We load the Wine dataset from Sklearn which has 13 columns that are all float64 and 178 datapoints (rows)
<class 'pandas.core.frame.DataFrame'>
RangeIndex: 178 entries, 0 to 177
Data columns (total 13 columns):
# Column Non-Null Count Dtype
--- ------ -------------- -----
0 alcohol 178 non-null float64
1 malic_acid 178 non-null float64
2 ash 178 non-null float64
3 alcalinity_of_ash 178 non-null float64
4 magnesium 178 non-null float64
5 total_phenols 178 non-null float64
6 flavanoids 178 non-null float64
7 nonflavanoid_phenols 178 non-null float64
8 proanthocyanins 178 non-null float64
9 color_intensity 178 non-null float64
10 hue 178 non-null float64
11 od280/od315_of_diluted_wines 178 non-null float64
12 proline 178 non-null float64
dtypes: float64(13)
memory usage: 18.2 KB
We show below a sample of the dataset
alcohol | malic_acid | ash | alcalinity_of_ash | magnesium | total_phenols | flavanoids | nonflavanoid_phenols | proanthocyanins | color_intensity | hue | od280/od315_of_diluted_wines | proline | |
---|---|---|---|---|---|---|---|---|---|---|---|---|---|
0 | 14.23 | 1.71 | 2.43 | 15.6 | 127.0 | 2.80 | 3.06 | 0.28 | 2.29 | 5.64 | 1.04 | 3.92 | 1065.0 |
1 | 13.20 | 1.78 | 2.14 | 11.2 | 100.0 | 2.65 | 2.76 | 0.26 | 1.28 | 4.38 | 1.05 | 3.40 | 1050.0 |
2 | 13.16 | 2.36 | 2.67 | 18.6 | 101.0 | 2.80 | 3.24 | 0.30 | 2.81 | 5.68 | 1.03 | 3.17 | 1185.0 |
3 | 14.37 | 1.95 | 2.50 | 16.8 | 113.0 | 3.85 | 3.49 | 0.24 | 2.18 | 7.80 | 0.86 | 3.45 | 1480.0 |
4 | 13.24 | 2.59 | 2.87 | 21.0 | 118.0 | 2.80 | 2.69 | 0.39 | 1.82 | 4.32 | 1.04 | 2.93 | 735.0 |
We then train a neural network autoencoder with linear activation functions that maps 13 input variables to 2 hidden nodes then back to 13 output nodes. The goal is to learn a 2D-mapping from 13D dataset such that we can linearly reconstruct from 2D to 13D with minimal mean squared error. We visualize the network architecture below.

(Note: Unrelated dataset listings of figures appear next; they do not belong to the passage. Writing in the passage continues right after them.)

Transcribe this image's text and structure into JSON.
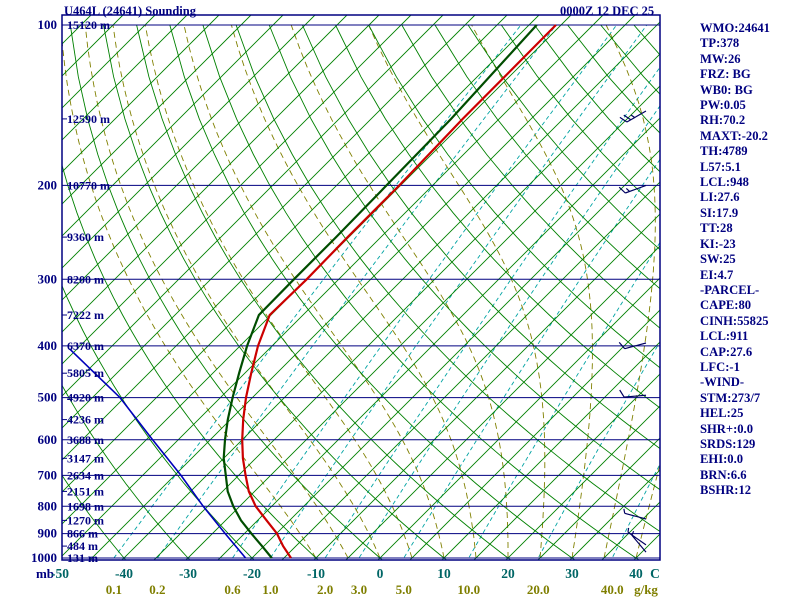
{
  "header": {
    "title": "U464L (24641) Sounding",
    "datetime": "0000Z 12 DEC 25"
  },
  "stats_panel": {
    "lines": [
      "WMO:24641",
      "TP:378",
      "MW:26",
      "FRZ: BG",
      "WB0: BG",
      "PW:0.05",
      "RH:70.2",
      "MAXT:-20.2",
      "TH:4789",
      "L57:5.1",
      "LCL:948",
      "LI:27.6",
      "SI:17.9",
      "TT:28",
      "KI:-23",
      "SW:25",
      "EI:4.7",
      "-PARCEL-",
      "CAPE:80",
      "CINH:55825",
      "LCL:911",
      "CAP:27.6",
      "LFC:-1",
      "-WIND-",
      "STM:273/7",
      "HEL:25",
      "SHR+:0.0",
      "SRDS:129",
      "EHI:0.0",
      "BRN:6.6",
      "BSHR:12"
    ]
  },
  "chart_data": {
    "type": "skewt-log-p-sounding",
    "pressure_unit": "mb",
    "temp_unit": "C",
    "mixing_unit": "g/kg",
    "pressure_ticks": [
      100,
      200,
      300,
      400,
      500,
      600,
      700,
      800,
      900,
      1000
    ],
    "minor_pressure_ticks": [
      150,
      250,
      350,
      450,
      550,
      650,
      750,
      850,
      950
    ],
    "temp_ticks": [
      -50,
      -40,
      -30,
      -20,
      -10,
      0,
      10,
      20,
      30,
      40
    ],
    "mixing_ratio_ticks": [
      "0.1",
      "0.2",
      "0.6",
      "1.0",
      "2.0",
      "3.0",
      "5.0",
      "10.0",
      "20.0",
      "40.0"
    ],
    "height_labels": [
      {
        "p": 100,
        "label": "15120 m"
      },
      {
        "p": 150,
        "label": "12590 m"
      },
      {
        "p": 200,
        "label": "10770 m"
      },
      {
        "p": 250,
        "label": "9360 m"
      },
      {
        "p": 300,
        "label": "8200 m"
      },
      {
        "p": 350,
        "label": "7222 m"
      },
      {
        "p": 400,
        "label": "6370 m"
      },
      {
        "p": 450,
        "label": "5805 m"
      },
      {
        "p": 500,
        "label": "4920 m"
      },
      {
        "p": 550,
        "label": "4236 m"
      },
      {
        "p": 600,
        "label": "3688 m"
      },
      {
        "p": 650,
        "label": "3147 m"
      },
      {
        "p": 700,
        "label": "2634 m"
      },
      {
        "p": 750,
        "label": "2151 m"
      },
      {
        "p": 800,
        "label": "1698 m"
      },
      {
        "p": 850,
        "label": "1270 m"
      },
      {
        "p": 900,
        "label": "866 m"
      },
      {
        "p": 950,
        "label": "484 m"
      },
      {
        "p": 1000,
        "label": "131 m"
      }
    ],
    "temperature_trace": [
      [
        1000,
        -13.9
      ],
      [
        950,
        -17.0
      ],
      [
        900,
        -19.9
      ],
      [
        850,
        -23.6
      ],
      [
        800,
        -27.5
      ],
      [
        750,
        -30.9
      ],
      [
        700,
        -33.9
      ],
      [
        650,
        -37.0
      ],
      [
        600,
        -40.0
      ],
      [
        550,
        -43.0
      ],
      [
        500,
        -46.0
      ],
      [
        450,
        -49.0
      ],
      [
        400,
        -52.2
      ],
      [
        350,
        -55.2
      ],
      [
        300,
        -55.0
      ],
      [
        250,
        -55.2
      ],
      [
        200,
        -55.2
      ],
      [
        150,
        -55.7
      ],
      [
        100,
        -55.8
      ]
    ],
    "dewpoint_trace": [
      [
        1000,
        -16.9
      ],
      [
        950,
        -20.3
      ],
      [
        900,
        -23.9
      ],
      [
        850,
        -27.6
      ],
      [
        800,
        -31.0
      ],
      [
        750,
        -34.2
      ],
      [
        700,
        -37.0
      ],
      [
        650,
        -40.0
      ],
      [
        600,
        -42.7
      ],
      [
        550,
        -45.4
      ],
      [
        500,
        -48.1
      ],
      [
        450,
        -50.9
      ],
      [
        400,
        -53.9
      ],
      [
        350,
        -56.9
      ],
      [
        300,
        -57.0
      ],
      [
        250,
        -57.0
      ],
      [
        200,
        -57.2
      ],
      [
        150,
        -57.5
      ],
      [
        100,
        -58.8
      ]
    ],
    "parcel_trace": [
      [
        1000,
        -21.0
      ],
      [
        900,
        -28.0
      ],
      [
        800,
        -35.7
      ],
      [
        700,
        -44.0
      ],
      [
        600,
        -54.0
      ],
      [
        500,
        -65.7
      ],
      [
        405,
        -81.2
      ]
    ],
    "wind_barbs": [
      {
        "p": 145,
        "dir": 240,
        "speed": 25
      },
      {
        "p": 200,
        "dir": 250,
        "speed": 15
      },
      {
        "p": 395,
        "dir": 255,
        "speed": 10
      },
      {
        "p": 495,
        "dir": 265,
        "speed": 10
      },
      {
        "p": 845,
        "dir": 285,
        "speed": 5
      },
      {
        "p": 945,
        "dir": 305,
        "speed": 5
      },
      {
        "p": 975,
        "dir": 320,
        "speed": 5
      }
    ],
    "isotherm_range_c": [
      -135,
      45,
      5
    ],
    "dry_adiabat_range_c": [
      -50,
      180,
      10
    ],
    "moist_adiabat_range_c": [
      -10,
      40,
      5
    ],
    "axis_ranges": {
      "pressure_mb": [
        100,
        1000
      ],
      "temp_c_at_surface": [
        -50,
        45
      ]
    },
    "colors": {
      "frame": "#000080",
      "isobar": "#000080",
      "isotherm": "#008000",
      "dry_adiabat": "#008000",
      "mixing_ratio": "#00a3a3",
      "moist_adiabat": "#808000",
      "temperature": "#cc0000",
      "dewpoint": "#004d00",
      "parcel": "#0000bb",
      "wind_barb": "#000060",
      "text": "#000080",
      "temp_label": "#006666",
      "mixing_label": "#7f7f00"
    }
  }
}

Note that prior to training, we first standard scale the dataset so the values of the variables are comparable.

We visualize below the 2D space mapping of the datapoints, predicted vs true values correlation plot of the different variables pooled together, and the network weights over 200 training iterations. We see that the model learns to “spread” the data point projection in 2D space (chart 1).